A tarefa política da tradução é não apenas permitir que as vozes subalternas resistam à tradução perversa da qual são alvo, mas, sobretudo, através da resistência a essas traduções, possibilitar que a auto-tradução seja possível. Além disso, é fundamental permitir que o acerto acerca das intepretações e dos significados que surgem a partir do esforço compartilhado de tradução sejam negociados a partir de lugares não privilegiados. Aqui não se trata do tradutor. Ele deve sair de cena para que haja a possibilidade da construção política conjunta a partir do mal-entendido. Só há tradução sem tradutor.

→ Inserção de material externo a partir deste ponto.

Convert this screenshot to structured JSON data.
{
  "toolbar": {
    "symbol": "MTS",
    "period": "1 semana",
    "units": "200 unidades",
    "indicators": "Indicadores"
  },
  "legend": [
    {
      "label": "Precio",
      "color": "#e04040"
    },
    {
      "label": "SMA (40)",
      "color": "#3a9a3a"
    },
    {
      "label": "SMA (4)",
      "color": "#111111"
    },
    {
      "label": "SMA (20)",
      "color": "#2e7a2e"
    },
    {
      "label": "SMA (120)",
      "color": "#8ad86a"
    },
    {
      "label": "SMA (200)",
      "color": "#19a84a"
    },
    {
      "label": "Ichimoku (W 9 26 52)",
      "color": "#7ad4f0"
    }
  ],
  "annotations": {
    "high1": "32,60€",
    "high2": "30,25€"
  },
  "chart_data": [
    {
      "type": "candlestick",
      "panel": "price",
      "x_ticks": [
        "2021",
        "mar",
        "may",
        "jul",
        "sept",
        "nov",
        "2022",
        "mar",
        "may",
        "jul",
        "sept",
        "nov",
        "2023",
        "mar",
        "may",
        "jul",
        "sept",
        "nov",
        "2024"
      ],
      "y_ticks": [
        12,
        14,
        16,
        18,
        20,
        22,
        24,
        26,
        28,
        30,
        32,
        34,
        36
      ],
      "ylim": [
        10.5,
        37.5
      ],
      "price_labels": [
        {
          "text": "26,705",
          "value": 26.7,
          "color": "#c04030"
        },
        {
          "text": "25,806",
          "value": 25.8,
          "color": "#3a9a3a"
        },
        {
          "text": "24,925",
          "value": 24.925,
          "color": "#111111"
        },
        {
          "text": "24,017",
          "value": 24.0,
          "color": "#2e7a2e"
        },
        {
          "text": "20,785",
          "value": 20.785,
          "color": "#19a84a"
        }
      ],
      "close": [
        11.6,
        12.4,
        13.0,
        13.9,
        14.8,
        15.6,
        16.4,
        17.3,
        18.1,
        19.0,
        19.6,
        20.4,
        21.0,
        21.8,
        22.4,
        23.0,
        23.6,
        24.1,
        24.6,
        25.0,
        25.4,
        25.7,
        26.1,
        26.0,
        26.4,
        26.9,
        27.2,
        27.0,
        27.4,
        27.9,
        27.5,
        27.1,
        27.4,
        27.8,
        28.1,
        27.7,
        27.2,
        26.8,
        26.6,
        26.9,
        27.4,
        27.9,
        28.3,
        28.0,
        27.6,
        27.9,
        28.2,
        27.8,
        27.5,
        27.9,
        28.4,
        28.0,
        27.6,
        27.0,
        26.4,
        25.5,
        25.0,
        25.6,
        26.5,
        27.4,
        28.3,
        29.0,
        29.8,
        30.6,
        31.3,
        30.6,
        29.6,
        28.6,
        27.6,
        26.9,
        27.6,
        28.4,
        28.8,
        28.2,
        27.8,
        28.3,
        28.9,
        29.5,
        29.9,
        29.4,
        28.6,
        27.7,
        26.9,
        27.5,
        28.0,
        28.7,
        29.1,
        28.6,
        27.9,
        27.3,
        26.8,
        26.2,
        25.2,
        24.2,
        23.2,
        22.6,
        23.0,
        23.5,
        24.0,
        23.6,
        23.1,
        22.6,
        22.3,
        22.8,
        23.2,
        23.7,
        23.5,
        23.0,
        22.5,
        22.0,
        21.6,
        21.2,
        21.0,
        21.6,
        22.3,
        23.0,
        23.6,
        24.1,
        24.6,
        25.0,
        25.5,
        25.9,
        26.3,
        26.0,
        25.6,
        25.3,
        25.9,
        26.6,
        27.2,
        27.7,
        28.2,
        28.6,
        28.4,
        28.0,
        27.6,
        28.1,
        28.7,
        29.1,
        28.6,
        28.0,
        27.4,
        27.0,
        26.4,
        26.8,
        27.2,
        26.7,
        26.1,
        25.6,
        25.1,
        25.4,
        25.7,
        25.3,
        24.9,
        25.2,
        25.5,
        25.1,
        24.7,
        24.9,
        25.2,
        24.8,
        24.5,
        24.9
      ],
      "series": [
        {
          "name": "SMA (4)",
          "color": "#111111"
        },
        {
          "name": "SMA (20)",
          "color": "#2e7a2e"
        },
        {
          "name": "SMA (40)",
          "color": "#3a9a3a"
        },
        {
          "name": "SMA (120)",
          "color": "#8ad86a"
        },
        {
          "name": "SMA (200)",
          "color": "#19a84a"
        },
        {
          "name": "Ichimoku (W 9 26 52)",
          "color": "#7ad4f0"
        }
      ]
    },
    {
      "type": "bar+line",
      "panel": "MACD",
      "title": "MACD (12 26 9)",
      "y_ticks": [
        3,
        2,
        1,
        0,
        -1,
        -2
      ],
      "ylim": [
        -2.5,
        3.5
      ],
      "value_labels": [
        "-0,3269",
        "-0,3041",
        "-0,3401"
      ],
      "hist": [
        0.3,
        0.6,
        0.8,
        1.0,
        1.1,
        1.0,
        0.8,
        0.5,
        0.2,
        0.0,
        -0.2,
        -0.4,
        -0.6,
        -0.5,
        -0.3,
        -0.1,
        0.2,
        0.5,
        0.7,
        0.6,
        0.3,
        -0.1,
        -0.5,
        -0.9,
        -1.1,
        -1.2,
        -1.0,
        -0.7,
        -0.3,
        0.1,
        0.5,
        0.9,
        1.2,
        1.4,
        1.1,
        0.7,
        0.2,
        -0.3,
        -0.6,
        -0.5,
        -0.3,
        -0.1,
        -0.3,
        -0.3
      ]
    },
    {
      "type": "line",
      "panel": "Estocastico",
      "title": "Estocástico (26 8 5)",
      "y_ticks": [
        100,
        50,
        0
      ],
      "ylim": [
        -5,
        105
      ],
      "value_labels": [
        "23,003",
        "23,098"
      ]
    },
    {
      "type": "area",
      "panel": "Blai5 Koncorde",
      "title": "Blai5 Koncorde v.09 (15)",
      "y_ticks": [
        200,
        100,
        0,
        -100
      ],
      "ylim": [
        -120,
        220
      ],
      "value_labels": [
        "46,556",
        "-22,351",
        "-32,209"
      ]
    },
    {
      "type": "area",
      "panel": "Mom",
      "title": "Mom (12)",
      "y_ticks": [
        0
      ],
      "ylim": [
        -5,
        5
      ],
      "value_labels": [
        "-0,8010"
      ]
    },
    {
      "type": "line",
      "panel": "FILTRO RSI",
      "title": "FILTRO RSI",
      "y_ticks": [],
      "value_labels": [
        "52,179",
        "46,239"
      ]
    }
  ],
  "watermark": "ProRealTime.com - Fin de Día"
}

A tradução é nada mais que esse esforço em possibilitar que o político surja não como exercício do poder, mas como uma possibilidade real de desconstruir os limites que separam o externo e o interno de uma narrativa que pretende centralizar em si seu fundamento ao impor limites que, todavia, no momento mesmo em que são fixados, já se desestabilizam e fazem de sua pretensão um projeto falho. À tradução, cabe romper com os limites das cadeias e contextos pré-determinados, permitindo cadeias de significações infinitas que se formem a partir dos usos das palavras dentro de contextos compartilhados. Com isso, supera-se princípios de classificação asfixiantes, onde o mal-entendido que emerge da opacidade (o qual se manifesta, sobretudo, na linguagem) possa dar espaço a novas formas de contar histórias (subtraídas).

Talvez, o que a tentativa de tradução nos revela é que aceitar o mal entendido para superá-lo requeira, de fato, a construção conjunta de um sistema de referência totalmente novo, pois, somente assim, poderemos nos defrontar coletivamente com “a difícil aprendizagem de nomear o mundo” da qual já falava Paulo Freire.

No entanto, suspeito que o mal entendido é insuperável: é ele o próprio movimento de superação que nos permitirá construir consensos sem os quais viver junto é uma real impossibilidade, sem os quais não nos será permitido ser estrangeiro diante um dos outros e, apesar disso, pertencermos a uma comunidade. Em outras palavras, manter o mal-entendido como possibilidade de negociação de sentidos, mas uma possibilidade despojada de um mal-estar que nos prende dentro de tantos muros.

A tradução, quando empoderadora, é, simplesmente, uma tarefa revolucionária.